さらにインターネットを使った情報サービスの「はぴeみる電」のポイントプログラムを拡充する。サービスを利用することで「はぴeポイント」が貯まり、合計13社のポイントと交換できる(図4)。これまでは電力の使用量に応じたポイントの付与ができなかったが、自由化が始まる4月からは可能になる。
関西電力の管内では大阪ガスが電力とガスのセット割引を実施して顧客の獲得に乗り出している。現在のところ関西電力はガスや電話などを組み合わせたセット割引を発表していない。代わりにグループ会社のケイ・オプティコムが独自に「eo電気」の販売を4月に開始して、電力と通信サービスのセット割引を提供する。
eo電気の料金プランは極めてシンプルで、月額固定の基本料金は契約ごとに一律に設定した。さらに使用量に応じて課金する電力量料金の単価も一律である(図5)。使用量が多い家庭ほど毎月の料金が割安になる仕組みだ。月間の使用量が500kWh(キロワット時)の場合に、関西電力の「従量電灯A」と比べた料金の差は月額で445円、割引率は3%になる。
ただしケイ・オプティコムが提供する通信サービスの「eo光」を利用することが条件だ。eo電気を3月31日までに申し込むと「eo電気スタート割」を適用して、最初の12カ月間の電気料金から月額648円を割り引く。毎月の使用量が500kWhの場合に年間の割引額は合計で約1万3100円になる(図6)。

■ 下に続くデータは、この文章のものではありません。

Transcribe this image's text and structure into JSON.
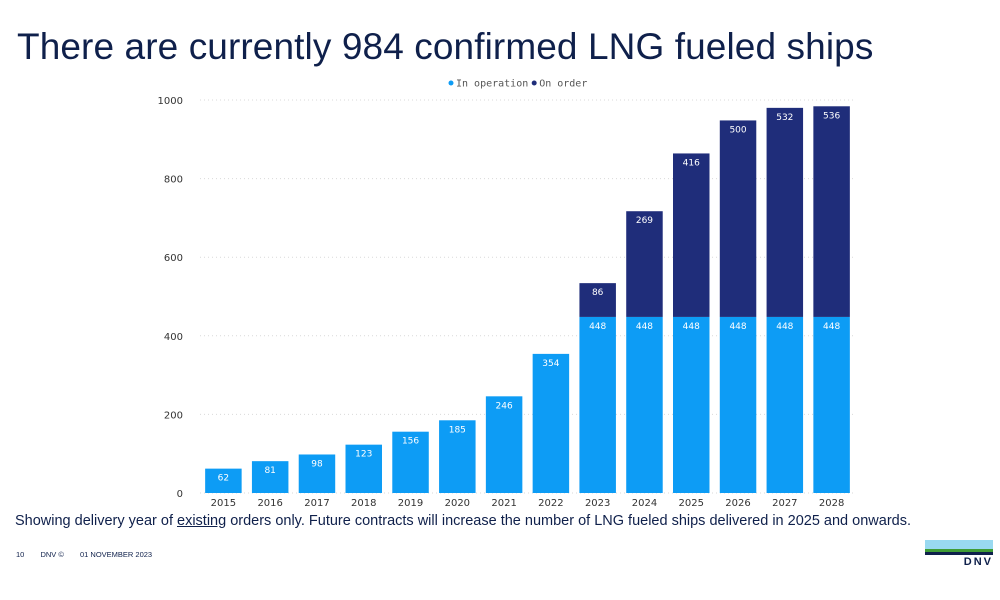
{
  "slide": {
    "title": "There are currently 984 confirmed LNG fueled ships",
    "caption_pre": "Showing delivery year of ",
    "caption_underlined": "existing",
    "caption_post": " orders only. Future contracts will increase the number of LNG fueled ships delivered in 2025 and onwards.",
    "footer_page": "10",
    "footer_owner": "DNV ©",
    "footer_date": "01 NOVEMBER 2023",
    "logo_text": "DNV"
  },
  "colors": {
    "in_operation": "#0d9cf5",
    "on_order": "#1f2d7a",
    "text": "#0f204b",
    "grid": "#d9d9d9"
  },
  "chart_data": {
    "type": "bar",
    "stacked": true,
    "legend_position": "top-center",
    "categories": [
      "2015",
      "2016",
      "2017",
      "2018",
      "2019",
      "2020",
      "2021",
      "2022",
      "2023",
      "2024",
      "2025",
      "2026",
      "2027",
      "2028"
    ],
    "series": [
      {
        "name": "In operation",
        "values": [
          62,
          81,
          98,
          123,
          156,
          185,
          246,
          354,
          448,
          448,
          448,
          448,
          448,
          448
        ]
      },
      {
        "name": "On order",
        "values": [
          0,
          0,
          0,
          0,
          0,
          0,
          0,
          0,
          86,
          269,
          416,
          500,
          532,
          536
        ]
      }
    ],
    "ylim": [
      0,
      1000
    ],
    "yticks": [
      0,
      200,
      400,
      600,
      800,
      1000
    ],
    "grid": true
  }
}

現時点では関西電力よりもケイ・オプティコムの料金プランのほうが魅力的に見える。関西電力のサービスエリアを中心にケイ・オプティコムのeo光の加入者数は150万を超えている。競合する大阪ガスは通信サービスを組み合わせたセット割引を実施していない。当面は関西電力とケイ・オプティコムの二人三脚で、大阪ガスの攻勢を食い止める構図になる。